Question

How do you solve ${x^4} - 81 = 0$?

Answer 1

Hint: We will first use the identity given by ${a^2} - {b^2} = (a - b)(a + b)$, then we will get two quadratic equations and thus we can solve then individually to get the required roots.

Complete step-by-step answer:
We are given that we are required to solve ${x^4} - 81 = 0$.
We know that we have an identity given by the following expression:-
$ \Rightarrow {a^2} - {b^2} = (a - b)(a + b)$
Replacing a by ${x^2}$ and b by 9, we will then obtain the following equation:-
\[ \Rightarrow {\left( {{x^2}} \right)^2} - {9^2} = ({x^2} - 9)({x^2} + 9)\]
Simplifying the left hand side, we will then obtain the following equation:-
\[ \Rightarrow {x^4} - 81 = ({x^2} - 9)({x^2} + 9)\]
Putting this, we can write the given equation as the following:-
\[ \Rightarrow ({x^2} - 9)({x^2} + 9) = 0\]
This implies that either \[{x^2} - 9 = 0\] or \[{x^2} + 9 = 0\].
This implies that \[{x^2} = 9\] or \[{x^2} = - 9\].
This implies that \[x = \pm 3\] or \[x = \pm 3i\].

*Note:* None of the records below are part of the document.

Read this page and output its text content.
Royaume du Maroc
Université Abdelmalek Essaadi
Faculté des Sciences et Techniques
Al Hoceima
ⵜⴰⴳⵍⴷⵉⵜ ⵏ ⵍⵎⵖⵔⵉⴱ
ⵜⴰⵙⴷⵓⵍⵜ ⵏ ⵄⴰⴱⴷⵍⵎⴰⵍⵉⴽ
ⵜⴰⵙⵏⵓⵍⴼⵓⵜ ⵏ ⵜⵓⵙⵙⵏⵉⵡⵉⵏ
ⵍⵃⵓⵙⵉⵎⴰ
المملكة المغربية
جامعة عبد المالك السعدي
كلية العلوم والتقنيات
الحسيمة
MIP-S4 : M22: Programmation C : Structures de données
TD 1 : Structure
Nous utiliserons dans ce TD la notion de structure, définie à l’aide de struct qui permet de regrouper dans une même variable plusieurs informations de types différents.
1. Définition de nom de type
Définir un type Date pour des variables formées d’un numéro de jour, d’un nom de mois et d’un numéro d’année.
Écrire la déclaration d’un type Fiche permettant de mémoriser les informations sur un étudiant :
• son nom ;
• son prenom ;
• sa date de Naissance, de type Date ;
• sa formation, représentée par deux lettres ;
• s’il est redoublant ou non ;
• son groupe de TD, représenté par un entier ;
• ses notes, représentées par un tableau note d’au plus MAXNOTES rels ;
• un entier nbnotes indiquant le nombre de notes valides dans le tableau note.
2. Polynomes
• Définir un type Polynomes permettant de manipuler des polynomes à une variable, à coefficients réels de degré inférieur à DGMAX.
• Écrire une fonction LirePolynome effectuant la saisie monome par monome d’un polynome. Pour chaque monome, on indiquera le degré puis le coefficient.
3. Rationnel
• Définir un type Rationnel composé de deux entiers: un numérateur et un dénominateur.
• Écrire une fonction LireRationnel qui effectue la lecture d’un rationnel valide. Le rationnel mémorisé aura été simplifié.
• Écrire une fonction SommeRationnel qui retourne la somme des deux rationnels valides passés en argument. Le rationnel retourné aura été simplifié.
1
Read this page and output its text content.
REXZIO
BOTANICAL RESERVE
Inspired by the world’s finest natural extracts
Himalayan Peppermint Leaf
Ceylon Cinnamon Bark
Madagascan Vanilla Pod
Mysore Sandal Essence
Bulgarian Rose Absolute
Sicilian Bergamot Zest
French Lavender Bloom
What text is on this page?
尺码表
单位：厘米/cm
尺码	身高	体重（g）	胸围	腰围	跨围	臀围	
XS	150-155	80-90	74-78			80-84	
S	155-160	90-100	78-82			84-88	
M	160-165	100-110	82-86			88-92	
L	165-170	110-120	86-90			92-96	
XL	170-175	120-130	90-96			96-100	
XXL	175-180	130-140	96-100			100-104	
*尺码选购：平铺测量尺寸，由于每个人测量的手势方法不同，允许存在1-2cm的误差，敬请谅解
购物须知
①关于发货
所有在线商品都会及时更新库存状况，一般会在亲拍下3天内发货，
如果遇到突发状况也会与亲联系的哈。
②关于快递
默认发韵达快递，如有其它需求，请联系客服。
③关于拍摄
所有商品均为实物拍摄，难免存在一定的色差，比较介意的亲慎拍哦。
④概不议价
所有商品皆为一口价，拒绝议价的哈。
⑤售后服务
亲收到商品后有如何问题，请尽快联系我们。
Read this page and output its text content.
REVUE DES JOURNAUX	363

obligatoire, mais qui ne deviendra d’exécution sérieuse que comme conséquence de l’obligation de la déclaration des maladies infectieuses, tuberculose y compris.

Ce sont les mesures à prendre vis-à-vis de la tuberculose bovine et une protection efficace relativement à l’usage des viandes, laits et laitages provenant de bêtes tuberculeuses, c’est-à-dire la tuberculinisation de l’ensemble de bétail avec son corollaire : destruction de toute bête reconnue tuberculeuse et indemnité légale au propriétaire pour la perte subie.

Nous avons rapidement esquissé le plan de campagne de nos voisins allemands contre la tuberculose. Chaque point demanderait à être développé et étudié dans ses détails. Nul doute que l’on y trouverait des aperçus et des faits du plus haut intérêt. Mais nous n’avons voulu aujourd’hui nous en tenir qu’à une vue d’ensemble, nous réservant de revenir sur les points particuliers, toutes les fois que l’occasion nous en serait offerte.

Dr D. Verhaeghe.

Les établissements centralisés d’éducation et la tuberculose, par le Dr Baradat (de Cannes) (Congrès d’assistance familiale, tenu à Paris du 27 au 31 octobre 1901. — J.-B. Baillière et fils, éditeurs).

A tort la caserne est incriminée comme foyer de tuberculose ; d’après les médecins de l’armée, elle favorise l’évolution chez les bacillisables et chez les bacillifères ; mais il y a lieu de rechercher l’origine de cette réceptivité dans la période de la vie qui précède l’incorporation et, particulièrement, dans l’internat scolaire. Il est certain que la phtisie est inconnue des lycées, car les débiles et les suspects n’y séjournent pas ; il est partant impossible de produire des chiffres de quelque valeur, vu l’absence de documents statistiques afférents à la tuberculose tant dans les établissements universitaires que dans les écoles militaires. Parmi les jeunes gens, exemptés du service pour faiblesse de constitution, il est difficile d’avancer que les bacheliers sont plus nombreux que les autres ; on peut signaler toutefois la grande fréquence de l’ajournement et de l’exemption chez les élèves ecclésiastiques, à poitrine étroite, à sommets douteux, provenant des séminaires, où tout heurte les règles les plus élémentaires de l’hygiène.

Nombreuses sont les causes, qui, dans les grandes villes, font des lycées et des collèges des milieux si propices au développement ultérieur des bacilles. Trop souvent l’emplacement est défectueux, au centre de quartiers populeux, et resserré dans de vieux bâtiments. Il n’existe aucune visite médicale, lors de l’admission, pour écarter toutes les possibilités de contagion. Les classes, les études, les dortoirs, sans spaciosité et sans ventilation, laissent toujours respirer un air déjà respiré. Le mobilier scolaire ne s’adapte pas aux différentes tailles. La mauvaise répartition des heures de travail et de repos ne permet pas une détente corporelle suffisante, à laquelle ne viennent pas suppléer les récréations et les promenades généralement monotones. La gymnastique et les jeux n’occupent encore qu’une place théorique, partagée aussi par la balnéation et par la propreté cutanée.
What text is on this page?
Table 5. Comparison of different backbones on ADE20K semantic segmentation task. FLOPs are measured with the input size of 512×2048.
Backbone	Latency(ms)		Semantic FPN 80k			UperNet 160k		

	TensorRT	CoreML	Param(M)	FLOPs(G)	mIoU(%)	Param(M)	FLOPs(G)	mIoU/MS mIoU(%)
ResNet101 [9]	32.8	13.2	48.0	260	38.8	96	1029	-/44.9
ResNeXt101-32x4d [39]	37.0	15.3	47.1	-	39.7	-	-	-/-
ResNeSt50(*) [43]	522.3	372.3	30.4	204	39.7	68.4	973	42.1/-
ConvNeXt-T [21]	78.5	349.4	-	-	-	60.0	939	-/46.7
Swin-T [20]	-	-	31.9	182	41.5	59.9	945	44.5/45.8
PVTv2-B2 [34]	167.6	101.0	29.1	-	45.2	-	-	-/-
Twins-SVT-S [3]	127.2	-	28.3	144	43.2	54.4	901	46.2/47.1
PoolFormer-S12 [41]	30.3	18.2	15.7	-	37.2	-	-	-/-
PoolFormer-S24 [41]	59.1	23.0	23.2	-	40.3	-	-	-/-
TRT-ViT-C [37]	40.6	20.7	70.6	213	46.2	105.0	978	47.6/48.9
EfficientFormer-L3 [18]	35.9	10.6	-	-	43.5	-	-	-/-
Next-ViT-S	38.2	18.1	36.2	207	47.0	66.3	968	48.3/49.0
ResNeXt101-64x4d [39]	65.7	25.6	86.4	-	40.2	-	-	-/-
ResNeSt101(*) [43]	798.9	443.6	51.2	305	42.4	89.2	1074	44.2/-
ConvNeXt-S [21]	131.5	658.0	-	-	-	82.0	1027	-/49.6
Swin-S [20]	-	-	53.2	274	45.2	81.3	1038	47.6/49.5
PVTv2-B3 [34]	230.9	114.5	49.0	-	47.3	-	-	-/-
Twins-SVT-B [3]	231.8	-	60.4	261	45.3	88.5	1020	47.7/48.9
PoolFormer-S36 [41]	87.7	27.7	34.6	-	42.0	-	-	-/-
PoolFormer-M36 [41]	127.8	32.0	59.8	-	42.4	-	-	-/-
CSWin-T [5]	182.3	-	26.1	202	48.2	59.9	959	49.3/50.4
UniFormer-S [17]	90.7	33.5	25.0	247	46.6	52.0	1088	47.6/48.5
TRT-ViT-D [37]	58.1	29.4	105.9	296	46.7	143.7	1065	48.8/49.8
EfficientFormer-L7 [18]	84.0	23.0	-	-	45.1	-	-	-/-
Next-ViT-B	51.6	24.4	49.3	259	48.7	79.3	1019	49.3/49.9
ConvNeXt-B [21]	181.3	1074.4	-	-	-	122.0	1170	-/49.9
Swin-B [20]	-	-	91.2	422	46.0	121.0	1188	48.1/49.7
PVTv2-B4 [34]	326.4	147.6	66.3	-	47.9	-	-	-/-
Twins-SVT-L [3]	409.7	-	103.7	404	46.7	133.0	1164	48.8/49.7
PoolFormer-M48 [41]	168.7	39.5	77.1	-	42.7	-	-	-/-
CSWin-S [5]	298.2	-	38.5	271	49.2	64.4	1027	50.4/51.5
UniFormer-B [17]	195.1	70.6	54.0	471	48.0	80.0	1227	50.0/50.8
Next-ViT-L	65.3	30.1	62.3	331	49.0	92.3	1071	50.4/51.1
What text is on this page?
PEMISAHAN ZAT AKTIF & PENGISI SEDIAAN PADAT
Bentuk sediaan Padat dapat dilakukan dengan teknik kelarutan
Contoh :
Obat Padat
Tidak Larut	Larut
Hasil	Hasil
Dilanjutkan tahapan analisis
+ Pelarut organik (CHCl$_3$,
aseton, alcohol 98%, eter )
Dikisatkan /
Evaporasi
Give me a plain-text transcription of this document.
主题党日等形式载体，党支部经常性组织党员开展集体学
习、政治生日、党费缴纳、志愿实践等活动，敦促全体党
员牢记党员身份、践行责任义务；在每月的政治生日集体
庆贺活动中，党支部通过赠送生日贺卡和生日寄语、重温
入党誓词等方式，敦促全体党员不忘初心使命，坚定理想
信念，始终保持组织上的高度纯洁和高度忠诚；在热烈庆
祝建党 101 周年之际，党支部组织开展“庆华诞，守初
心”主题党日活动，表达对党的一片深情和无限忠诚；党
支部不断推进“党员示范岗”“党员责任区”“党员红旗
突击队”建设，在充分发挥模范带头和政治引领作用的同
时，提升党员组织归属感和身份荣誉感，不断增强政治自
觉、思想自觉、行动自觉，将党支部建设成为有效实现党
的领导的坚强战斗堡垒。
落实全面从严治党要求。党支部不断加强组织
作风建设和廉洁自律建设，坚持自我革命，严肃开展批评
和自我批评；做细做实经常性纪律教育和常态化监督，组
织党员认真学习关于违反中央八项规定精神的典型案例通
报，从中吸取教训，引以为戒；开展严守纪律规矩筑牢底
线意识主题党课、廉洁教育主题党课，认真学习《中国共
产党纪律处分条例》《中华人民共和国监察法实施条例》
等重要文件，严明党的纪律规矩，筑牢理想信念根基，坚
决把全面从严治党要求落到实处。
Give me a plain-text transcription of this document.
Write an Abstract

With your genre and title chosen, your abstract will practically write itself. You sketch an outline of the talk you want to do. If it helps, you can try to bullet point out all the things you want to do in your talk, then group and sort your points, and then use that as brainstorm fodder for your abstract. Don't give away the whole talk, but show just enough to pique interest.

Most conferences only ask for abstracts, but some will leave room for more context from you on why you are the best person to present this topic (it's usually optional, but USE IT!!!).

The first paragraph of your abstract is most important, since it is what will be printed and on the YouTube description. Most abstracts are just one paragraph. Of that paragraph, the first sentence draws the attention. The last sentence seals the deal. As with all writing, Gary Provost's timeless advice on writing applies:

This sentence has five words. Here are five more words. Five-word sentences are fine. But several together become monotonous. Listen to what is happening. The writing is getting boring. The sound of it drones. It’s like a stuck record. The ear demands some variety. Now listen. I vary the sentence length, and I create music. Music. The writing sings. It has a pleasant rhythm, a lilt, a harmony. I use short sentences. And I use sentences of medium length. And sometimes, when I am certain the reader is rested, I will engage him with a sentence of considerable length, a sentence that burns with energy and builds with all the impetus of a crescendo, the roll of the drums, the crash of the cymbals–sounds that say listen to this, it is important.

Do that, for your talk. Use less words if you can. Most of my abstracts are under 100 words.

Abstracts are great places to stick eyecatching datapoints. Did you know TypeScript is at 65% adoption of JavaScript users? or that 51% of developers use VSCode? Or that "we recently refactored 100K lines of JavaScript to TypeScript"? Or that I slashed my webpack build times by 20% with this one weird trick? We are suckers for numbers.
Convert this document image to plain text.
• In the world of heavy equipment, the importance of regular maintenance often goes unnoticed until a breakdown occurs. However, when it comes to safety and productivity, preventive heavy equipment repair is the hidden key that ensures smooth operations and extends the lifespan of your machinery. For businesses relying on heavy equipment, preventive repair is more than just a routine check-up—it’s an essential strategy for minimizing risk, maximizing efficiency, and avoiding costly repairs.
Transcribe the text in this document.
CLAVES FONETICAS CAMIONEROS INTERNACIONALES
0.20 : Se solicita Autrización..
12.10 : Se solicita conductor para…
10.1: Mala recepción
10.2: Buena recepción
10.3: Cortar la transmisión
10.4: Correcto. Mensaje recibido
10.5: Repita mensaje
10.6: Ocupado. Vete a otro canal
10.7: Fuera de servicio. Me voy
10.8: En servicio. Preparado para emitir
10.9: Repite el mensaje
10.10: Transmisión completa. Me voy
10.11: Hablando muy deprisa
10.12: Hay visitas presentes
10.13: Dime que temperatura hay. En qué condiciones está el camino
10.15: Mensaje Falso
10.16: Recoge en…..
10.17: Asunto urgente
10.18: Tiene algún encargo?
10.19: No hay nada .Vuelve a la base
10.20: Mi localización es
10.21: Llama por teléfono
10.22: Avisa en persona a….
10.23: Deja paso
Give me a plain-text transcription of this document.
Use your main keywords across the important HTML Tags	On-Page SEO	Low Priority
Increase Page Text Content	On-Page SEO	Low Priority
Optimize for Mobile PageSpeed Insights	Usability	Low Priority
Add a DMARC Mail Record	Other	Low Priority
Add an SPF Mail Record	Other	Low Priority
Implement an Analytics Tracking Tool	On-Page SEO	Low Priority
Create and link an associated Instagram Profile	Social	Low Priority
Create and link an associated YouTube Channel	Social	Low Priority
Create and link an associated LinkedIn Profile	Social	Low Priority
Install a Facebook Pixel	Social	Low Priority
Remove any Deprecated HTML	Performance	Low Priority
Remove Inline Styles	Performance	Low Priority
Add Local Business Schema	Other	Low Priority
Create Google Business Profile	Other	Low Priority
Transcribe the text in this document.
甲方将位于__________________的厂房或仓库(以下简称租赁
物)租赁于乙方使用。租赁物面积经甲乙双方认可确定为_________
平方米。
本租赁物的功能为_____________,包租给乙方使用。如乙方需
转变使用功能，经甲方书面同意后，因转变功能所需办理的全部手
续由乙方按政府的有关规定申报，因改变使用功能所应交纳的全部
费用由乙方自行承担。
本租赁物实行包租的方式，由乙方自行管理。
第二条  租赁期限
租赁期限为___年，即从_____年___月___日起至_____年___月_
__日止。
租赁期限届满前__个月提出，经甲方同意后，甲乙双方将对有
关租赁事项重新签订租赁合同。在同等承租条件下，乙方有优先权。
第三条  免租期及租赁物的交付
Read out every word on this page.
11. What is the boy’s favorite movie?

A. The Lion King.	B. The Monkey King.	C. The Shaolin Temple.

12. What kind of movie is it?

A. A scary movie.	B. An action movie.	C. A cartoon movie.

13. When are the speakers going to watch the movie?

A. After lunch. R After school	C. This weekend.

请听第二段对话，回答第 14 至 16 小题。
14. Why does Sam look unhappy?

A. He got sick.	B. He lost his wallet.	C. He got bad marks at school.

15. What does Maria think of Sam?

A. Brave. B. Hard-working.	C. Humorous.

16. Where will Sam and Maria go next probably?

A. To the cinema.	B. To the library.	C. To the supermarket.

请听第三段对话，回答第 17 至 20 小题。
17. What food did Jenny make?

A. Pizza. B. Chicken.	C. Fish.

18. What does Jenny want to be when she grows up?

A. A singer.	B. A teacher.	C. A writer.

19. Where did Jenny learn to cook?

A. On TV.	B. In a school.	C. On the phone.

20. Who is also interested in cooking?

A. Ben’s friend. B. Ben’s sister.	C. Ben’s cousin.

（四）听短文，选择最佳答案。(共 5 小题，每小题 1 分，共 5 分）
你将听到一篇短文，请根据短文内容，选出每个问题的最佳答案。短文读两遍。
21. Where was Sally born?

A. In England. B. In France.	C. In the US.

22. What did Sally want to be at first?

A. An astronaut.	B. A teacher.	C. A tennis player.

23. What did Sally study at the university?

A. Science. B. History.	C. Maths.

Thus we have the roots of the given equation ${x^4} - 81 = 0$ as 3, - 3, 3i and – 3i.

Note:
The students must note that after we got the product of two quadratics as the given expression, we have used a property named as “zero product property” which states that if we have: a.b = 0, then either a = 0 or b = 0 or both.
Using this, we obtained the roots of the given equations.
The students must note that the square of i is – 1.
The square of any real number can never be equal to any negative number. Therefore, when we got the square of x as – 9, then we got the imaginary roots that are 3i and – 3i.
The students must commit to memory the following formula:-
 ${a^2} - {b^2} = (a - b)(a + b)$
Zero Product Property: If a . b = 0, then either a = 0 or b = 0 or both.
The students, if confused about the roots of quadratics can also use the formula of quadratics if they are getting difficulty in finding the roots of the equations.